Computational modelling of TPMS unit cells for bone scaffold

Bone scaffolds have emerged as a key solution in tissue engineering for the repair of bone defects, with the objective of replicating the morphological and mechanical properties of the native bone. Triply Periodic Minimal Surfaces (TPMS) unit cells, characterized by their smooth and continuous geometry, represent an excellent solution for the design of lattice structures for bone scaffolds.

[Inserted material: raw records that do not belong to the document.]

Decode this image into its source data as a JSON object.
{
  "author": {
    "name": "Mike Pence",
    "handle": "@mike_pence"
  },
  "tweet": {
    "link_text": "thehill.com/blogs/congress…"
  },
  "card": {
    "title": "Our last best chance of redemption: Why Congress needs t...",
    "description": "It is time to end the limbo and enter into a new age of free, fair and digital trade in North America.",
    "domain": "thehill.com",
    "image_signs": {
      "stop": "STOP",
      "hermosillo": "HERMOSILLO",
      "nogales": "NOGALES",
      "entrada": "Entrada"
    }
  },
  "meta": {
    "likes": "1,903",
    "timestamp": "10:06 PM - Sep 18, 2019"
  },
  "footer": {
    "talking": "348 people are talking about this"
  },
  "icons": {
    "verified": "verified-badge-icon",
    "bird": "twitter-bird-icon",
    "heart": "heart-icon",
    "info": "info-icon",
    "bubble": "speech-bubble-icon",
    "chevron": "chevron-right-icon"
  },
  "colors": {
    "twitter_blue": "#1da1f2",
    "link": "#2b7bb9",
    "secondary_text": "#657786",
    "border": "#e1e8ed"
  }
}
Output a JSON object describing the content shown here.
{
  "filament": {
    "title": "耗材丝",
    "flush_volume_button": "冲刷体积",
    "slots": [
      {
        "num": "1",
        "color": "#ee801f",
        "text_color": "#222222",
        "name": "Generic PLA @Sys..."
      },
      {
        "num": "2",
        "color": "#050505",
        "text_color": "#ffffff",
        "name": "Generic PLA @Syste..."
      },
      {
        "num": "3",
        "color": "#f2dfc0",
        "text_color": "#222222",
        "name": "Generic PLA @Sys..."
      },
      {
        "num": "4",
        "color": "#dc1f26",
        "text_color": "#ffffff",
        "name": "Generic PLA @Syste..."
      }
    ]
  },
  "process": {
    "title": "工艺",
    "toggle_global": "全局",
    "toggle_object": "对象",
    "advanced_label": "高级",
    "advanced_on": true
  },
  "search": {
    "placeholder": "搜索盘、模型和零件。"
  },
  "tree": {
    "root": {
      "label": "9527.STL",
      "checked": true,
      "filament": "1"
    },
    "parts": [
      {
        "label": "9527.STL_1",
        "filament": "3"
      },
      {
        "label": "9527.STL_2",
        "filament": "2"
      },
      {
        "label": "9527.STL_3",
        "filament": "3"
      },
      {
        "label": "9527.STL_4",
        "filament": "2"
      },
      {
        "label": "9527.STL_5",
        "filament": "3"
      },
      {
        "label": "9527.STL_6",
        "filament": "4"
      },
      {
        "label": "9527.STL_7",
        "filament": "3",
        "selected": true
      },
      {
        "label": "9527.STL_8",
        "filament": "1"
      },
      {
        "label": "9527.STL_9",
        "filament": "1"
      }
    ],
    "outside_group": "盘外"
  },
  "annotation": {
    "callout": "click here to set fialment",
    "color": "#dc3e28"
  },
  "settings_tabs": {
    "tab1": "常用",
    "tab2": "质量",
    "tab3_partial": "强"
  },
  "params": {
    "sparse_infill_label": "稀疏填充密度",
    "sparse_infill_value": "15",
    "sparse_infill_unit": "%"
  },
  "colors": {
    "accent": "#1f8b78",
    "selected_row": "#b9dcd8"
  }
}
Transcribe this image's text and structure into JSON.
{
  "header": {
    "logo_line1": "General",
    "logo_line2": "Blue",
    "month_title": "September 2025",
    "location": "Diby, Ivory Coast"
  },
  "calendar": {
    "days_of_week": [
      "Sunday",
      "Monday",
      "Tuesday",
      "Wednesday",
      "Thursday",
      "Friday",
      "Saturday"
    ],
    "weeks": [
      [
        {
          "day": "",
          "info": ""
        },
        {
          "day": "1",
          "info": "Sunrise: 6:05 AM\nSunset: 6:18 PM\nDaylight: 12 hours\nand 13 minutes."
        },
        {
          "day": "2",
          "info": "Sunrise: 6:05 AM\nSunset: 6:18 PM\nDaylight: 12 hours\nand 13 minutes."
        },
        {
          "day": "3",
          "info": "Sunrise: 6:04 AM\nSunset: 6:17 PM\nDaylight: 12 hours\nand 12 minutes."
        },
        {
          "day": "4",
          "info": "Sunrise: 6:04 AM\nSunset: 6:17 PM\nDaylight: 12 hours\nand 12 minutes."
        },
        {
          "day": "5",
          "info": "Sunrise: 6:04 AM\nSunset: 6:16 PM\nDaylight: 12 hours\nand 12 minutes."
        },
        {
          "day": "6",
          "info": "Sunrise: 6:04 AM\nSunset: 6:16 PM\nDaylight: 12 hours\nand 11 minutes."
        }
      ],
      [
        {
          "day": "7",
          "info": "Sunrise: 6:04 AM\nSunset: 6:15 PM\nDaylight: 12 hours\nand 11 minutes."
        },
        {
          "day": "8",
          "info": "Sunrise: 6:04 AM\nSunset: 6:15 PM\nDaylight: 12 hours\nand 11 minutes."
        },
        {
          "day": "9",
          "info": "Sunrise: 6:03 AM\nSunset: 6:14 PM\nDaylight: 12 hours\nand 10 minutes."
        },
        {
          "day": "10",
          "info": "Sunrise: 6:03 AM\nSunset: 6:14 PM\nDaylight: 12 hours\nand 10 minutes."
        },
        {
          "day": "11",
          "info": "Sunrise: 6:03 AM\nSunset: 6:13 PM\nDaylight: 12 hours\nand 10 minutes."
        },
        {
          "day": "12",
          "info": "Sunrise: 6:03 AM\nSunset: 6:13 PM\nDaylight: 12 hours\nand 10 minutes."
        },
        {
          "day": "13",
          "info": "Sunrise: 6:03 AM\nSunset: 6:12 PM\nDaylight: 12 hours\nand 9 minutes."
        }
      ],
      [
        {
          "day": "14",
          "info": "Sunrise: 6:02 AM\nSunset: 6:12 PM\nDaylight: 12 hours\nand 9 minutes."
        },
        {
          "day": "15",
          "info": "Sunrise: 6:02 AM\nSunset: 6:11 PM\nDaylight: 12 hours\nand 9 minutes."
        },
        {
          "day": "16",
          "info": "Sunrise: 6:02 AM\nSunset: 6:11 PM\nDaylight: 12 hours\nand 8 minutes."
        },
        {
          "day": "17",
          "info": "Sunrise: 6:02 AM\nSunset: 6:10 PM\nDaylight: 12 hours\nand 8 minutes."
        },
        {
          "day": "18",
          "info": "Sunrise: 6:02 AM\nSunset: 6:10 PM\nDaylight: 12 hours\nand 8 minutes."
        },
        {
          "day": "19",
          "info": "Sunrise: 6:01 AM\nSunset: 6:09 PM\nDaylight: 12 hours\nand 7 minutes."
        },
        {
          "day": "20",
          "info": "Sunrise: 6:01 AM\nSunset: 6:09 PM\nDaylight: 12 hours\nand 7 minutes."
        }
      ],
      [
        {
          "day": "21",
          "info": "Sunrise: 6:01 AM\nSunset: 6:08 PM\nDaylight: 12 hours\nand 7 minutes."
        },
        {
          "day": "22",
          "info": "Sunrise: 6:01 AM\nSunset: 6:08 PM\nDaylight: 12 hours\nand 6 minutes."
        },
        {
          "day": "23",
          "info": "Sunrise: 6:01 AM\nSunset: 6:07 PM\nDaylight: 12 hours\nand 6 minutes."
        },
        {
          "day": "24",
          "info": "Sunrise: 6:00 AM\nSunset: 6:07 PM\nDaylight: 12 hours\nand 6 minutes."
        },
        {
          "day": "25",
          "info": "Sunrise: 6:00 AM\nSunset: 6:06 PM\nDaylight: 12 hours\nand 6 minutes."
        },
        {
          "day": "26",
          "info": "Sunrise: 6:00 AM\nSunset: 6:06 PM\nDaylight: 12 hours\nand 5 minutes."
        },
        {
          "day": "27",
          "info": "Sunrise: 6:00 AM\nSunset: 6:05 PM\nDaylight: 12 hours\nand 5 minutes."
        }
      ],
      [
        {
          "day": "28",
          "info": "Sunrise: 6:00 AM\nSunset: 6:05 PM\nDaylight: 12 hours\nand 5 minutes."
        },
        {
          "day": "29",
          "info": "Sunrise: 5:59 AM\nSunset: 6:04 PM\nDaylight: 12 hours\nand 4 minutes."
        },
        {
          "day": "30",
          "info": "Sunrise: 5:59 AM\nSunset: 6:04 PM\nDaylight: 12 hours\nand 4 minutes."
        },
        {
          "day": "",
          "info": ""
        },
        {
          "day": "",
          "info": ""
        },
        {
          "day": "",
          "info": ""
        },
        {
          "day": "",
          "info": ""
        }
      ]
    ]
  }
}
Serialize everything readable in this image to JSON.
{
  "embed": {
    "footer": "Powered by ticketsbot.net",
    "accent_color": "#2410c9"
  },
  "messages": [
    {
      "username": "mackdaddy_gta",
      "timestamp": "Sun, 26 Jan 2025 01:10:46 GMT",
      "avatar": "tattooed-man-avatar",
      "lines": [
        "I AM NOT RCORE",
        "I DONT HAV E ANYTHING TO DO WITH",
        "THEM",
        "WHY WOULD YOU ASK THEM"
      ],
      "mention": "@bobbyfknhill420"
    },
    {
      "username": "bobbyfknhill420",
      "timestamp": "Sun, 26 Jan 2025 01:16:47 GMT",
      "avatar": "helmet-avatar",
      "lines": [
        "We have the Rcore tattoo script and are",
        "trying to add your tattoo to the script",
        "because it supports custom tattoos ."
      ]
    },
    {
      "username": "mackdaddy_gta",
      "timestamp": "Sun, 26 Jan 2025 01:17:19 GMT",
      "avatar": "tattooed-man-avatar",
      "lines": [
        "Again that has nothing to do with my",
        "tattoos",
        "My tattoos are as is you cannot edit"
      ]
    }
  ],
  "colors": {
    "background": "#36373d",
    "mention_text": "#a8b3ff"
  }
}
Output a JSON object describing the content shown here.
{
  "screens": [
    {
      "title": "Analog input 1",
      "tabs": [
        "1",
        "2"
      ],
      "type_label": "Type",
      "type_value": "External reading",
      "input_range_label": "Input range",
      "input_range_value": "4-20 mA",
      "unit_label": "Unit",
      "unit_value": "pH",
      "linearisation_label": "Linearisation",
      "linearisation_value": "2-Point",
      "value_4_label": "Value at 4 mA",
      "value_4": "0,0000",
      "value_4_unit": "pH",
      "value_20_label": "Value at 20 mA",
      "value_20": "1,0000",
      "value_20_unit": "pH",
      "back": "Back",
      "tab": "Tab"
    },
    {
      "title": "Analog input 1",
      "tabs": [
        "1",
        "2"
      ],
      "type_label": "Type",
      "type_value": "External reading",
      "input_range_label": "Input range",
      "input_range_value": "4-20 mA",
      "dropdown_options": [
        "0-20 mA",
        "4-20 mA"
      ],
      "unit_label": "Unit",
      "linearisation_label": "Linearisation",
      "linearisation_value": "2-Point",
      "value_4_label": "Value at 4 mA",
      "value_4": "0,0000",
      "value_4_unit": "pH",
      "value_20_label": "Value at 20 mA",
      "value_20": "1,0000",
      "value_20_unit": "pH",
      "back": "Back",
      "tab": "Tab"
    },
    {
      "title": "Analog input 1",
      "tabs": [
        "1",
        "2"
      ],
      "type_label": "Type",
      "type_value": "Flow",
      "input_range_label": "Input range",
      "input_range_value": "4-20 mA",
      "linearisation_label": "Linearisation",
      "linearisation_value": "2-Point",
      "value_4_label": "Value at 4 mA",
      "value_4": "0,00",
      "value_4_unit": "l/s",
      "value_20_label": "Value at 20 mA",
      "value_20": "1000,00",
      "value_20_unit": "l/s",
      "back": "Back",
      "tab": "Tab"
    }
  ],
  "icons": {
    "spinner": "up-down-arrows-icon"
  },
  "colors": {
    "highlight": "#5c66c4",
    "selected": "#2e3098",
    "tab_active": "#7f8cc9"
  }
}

In this thesis a computational framework has been implemented to design bone scaffolds based on TPMS unit cells with different geometries and configurations. The framework was developed in Matlab and it is based on the open-source toolboxes “LatticeWorks” and “GIBBON,” integrated with “TetGen” for unit cell generation and tetrahedral mesh creation. The stiffness of the lattice structure has been evaluated through the homogenization theory implemented via the “3D Homogenization of Cellular Materials” toolbox, allowing the estimation of the equivalent elastic modulus of the structures as a function of porosity and of the material. Three TPMS configurations (Gyroid, Primitive, and Diamond) have been analyzed by varying the level-set parameter, which enables control of the porosity and pore diameter of the lattice structure. Two biocompatible polymers commonly used in biomedical applications, polycaprolactone (PCL) and polymethylmethacrylate (PMMA), were tested to assess their application. The results showed that PCL is not suitable for trabecular bone applications, due to its low elastic modulus. On the contrary, PMMA proved to be an excellent solution, enabling the design of bone scaffolds with stiffness values comparable to trabecular bone. Based on these findings, three cylindrical scaffolds were designed in PMMA for each of the investigated TPMS configuration by periodic repetition of the unit cells. The cylindrical structure was then exported in STL format and fabricated via stereolithography (SLA) 3D printing. The proposed framework therefore represents a versatile and customizable design tool for lattice structures, adaptable to different biological and mechanical requirements in bone regeneration applications.